Tatsunori Hashimoto | Distributional Robustness for Uniform Performance

Distributional Robustness for Uniform Performance

Making models perform uniformly over subpopulations

Overview: Modern machine learning models are routinely trained over large, heterogeneous datasets consisting of many subpopulations, such as the different demographic groups in a loan default dataset. Models which are accurate for one group may have high error for other groups, and optimizing for average loss will select models which generally favor the majority group regardless of the quantity of data. This results in unfair and brittle models which systematically fail on minority groups. When the group identity is known, we can explicitly optimize for the worst-off group, but this information is impractical to collect for many tasks due to cost or privacy concerns.

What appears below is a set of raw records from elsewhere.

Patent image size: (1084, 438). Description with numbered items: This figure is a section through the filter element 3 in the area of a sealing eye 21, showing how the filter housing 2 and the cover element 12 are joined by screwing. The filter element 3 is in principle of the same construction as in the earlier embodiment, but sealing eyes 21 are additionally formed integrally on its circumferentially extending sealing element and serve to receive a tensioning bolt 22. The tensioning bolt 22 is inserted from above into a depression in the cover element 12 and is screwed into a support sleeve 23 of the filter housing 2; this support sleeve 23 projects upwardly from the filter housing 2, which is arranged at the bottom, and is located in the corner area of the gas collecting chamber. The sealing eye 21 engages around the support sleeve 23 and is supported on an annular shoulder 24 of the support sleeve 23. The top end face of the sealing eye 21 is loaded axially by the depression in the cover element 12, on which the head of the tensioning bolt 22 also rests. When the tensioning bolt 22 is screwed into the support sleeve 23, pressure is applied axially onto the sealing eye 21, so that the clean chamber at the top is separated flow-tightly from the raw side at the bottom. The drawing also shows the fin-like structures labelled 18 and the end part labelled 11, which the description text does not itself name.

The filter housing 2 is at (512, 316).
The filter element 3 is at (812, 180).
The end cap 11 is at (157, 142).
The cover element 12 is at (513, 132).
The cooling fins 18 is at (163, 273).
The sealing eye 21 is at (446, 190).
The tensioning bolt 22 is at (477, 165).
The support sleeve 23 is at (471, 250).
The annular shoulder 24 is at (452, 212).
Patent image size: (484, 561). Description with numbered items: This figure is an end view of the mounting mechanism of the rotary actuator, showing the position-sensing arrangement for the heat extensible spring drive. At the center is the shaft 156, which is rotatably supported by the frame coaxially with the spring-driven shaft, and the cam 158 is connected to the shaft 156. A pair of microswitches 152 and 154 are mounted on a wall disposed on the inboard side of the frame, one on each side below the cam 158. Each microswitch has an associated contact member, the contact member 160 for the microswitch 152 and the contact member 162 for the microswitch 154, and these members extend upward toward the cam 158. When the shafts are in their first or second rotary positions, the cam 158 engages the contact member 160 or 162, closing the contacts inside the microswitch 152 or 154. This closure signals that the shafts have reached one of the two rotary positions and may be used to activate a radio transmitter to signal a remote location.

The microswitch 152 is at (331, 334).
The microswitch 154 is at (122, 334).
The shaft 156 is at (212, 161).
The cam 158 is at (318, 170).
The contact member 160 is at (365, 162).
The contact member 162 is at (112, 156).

My work studies methods which ensure models perform well over all possible subpopulations of a certain size, as well as the implications of such a guarantee. I have derived an exact correspondence between uniform performance on all subpopulations and a distributionally robust optimization (DRO) problem [Duchi+ 2018] and regularization methods for effective solving such optimization problems at scale [Sagawa+ 2020, to appear at ICLR].

Using these techniques, we have built language models which performs well under substantial distribution shifts [Oren+ 2019] as well as training procedures which more fairly allocate a model’s predictive power to minority groups [Hashimoto+ 2018].